Larry spent that first Christmas out of Libreville with Mack Elliott, though he had a full day with Franny and Joshua at a top downtown hotel, the Royal Sonesta, on Boxing Day. Turkey and all the trimmings, champagne and the best cigars, all courtesy of Governor Candaret’s office. Gracious gesture, but also a great photo-opportunity with strong media points scored for Candaret’s next year Presidential bid, Jac thought. He was becoming cynical.
It was a trait he found useful handling Larry’s compensation claim against the State of Louisiana over the following months. $500,000 was offered, $2 million was demanded, and they’d probably settle somewhere in-between on the courtroom steps.
The Durrant case was big news. The biggest. Criminologists and legal experts had started busily debating the ingenuity of the set-up against Durrant, and no doubt would for many years to come, and with talk from the police about Roche hyper-ventilating so hard under questioning that he almost collapsed a couple of times, the Times-Picayune came out with a story headline that had half of New Orleans smiling: ‘A Breathless Set-up by a Breathless Man’.
Torvald Engelson had played up the dramatics of saving Durrant at the first execution attempt, describing that last-second blood-drop as ‘like an angel’s teardrop’, which, combined with Larry’s heavy religious leanings, became another headline: ‘Angel’s Teardrop Saves the Man that Planned to go to Heaven.’

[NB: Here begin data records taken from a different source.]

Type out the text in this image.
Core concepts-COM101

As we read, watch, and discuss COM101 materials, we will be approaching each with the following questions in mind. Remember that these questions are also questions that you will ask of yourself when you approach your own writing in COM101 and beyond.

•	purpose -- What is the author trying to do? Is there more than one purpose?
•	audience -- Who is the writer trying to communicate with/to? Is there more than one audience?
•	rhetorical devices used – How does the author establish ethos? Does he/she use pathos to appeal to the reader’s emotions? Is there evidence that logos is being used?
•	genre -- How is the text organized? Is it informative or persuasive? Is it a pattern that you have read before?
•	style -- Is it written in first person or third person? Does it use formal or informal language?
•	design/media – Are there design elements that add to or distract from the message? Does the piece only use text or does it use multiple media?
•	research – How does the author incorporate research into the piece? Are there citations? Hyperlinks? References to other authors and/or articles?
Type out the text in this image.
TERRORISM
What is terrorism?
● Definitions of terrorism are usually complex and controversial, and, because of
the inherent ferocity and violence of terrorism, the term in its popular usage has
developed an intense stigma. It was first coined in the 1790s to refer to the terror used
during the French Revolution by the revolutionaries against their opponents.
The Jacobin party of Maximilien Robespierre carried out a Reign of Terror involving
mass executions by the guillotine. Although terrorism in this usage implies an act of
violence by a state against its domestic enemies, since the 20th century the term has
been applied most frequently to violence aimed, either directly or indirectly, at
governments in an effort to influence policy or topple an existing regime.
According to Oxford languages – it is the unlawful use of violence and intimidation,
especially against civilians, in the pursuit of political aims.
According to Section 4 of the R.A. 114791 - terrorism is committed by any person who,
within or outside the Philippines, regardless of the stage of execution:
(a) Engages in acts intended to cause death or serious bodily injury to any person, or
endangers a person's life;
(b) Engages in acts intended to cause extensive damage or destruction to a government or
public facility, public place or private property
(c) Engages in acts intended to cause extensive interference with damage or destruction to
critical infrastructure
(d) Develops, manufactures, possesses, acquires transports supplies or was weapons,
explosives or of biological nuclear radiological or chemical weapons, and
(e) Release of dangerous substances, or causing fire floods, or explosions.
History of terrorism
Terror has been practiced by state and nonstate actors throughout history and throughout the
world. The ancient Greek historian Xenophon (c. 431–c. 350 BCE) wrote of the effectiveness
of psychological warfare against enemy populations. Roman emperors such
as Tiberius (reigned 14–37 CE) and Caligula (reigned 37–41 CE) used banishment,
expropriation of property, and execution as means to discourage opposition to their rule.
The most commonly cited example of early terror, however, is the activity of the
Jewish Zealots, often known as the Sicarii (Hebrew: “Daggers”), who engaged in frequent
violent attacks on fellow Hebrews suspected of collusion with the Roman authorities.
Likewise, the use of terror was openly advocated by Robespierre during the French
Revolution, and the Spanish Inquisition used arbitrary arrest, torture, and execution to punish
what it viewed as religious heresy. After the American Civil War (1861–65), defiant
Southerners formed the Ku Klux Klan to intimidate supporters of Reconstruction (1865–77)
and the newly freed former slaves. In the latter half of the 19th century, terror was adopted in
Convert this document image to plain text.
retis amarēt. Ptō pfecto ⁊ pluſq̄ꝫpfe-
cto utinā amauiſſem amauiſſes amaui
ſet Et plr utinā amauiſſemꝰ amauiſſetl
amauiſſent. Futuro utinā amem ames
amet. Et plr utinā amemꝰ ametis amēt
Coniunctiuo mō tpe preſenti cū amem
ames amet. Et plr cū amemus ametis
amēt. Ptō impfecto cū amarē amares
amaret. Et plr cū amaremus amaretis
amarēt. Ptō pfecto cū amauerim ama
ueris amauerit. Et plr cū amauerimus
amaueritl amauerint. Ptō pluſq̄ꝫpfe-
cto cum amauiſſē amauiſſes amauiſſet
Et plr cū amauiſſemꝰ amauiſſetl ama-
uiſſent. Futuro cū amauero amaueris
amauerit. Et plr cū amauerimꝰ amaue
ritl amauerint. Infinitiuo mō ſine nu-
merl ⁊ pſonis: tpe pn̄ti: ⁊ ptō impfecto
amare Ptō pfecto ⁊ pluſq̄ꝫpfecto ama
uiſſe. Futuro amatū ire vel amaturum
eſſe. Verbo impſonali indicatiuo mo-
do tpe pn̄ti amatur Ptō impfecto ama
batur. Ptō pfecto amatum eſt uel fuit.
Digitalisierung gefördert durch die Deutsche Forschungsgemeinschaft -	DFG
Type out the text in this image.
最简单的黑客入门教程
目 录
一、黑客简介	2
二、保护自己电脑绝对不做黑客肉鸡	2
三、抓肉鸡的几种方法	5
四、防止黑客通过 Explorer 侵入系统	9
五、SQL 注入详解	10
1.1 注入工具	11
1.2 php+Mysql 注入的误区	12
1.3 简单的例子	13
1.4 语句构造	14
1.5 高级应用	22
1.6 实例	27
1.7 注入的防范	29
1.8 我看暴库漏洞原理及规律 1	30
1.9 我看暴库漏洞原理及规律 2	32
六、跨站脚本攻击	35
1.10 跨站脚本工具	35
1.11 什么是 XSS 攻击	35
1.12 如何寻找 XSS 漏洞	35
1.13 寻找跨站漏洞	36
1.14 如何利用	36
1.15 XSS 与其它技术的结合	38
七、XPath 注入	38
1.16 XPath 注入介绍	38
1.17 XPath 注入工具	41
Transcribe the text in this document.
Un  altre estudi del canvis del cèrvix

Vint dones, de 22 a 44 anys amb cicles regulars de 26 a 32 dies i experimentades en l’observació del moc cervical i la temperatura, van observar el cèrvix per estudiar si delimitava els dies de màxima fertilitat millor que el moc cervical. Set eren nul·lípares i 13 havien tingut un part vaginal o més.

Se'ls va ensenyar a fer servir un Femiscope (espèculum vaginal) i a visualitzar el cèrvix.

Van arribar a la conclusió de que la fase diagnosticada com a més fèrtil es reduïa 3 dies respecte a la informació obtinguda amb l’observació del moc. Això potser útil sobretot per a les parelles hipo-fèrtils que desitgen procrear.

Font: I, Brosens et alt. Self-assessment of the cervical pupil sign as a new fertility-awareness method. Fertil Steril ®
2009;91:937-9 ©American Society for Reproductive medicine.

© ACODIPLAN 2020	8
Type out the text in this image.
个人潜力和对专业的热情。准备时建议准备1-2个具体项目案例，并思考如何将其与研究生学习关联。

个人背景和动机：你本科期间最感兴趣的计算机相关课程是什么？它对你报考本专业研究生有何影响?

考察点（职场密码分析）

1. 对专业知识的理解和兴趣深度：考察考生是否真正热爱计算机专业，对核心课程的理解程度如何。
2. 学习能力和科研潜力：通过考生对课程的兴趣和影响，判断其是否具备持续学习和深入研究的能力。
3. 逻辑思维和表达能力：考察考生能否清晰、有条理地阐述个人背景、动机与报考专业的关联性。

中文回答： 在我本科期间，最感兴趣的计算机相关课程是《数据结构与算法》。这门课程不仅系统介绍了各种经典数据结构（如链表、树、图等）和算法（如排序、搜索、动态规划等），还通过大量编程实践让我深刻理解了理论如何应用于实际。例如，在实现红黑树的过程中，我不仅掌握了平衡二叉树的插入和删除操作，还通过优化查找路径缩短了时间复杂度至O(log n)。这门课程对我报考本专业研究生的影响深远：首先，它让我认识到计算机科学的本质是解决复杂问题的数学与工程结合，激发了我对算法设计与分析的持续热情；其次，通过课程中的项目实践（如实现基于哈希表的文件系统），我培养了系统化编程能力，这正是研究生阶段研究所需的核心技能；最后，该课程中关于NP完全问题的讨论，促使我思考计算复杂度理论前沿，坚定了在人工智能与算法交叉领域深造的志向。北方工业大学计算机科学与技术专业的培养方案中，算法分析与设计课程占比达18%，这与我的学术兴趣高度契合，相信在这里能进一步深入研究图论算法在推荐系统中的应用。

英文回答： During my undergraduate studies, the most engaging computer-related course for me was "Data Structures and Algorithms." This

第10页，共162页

And with all the hoopla, Jac was suddenly in demand. Beaton was keen to have him back, and there were offers too from three other firms when Mike Coultaine called with a proposition. He admitted that he’d only retired early because he found old-man Beaton such a pain-in-the-ass, but he would love nothing more than to return and keep his hand in, say, three days a week. ‘And it just so happens that Dale Keller, one of the best lawyers it’s ever been my privilege to know — apart from Darrell Ayliss, of course — is also looking to hang up his own shingle.’
Jac liked the idea, it turned out that John Langfranc was also keen to jump ship — probably his only chance of ever becoming a full partner — taking far more loyal clients with him than Beaton had anticipated or was happy about. Two months after Christmas, Keller, McElroy, Coultaine amp; Langfranc was founded. Larry Durrant’s compensation claim was one of their first main cases.
Durrant’s case also opened the floodgates for other possibly false or questionable imprisonments. In the months that followed, they took on four more cases from Libreville’s death-row, one of which was that of Hector ‘Roddy’ Rodriguez. Jac launched a fresh appeal, arguing that while the day’s delay before Rodriguez visited his victim looked like premeditation — it was not to murder, since Rodriguez had only gone there to warn the man off; it was his victim’s violent reaction to that visit that led to the murder. Jac was seeking a reduction to manslaughter and a ‘time-served’ sentence. Chances were high.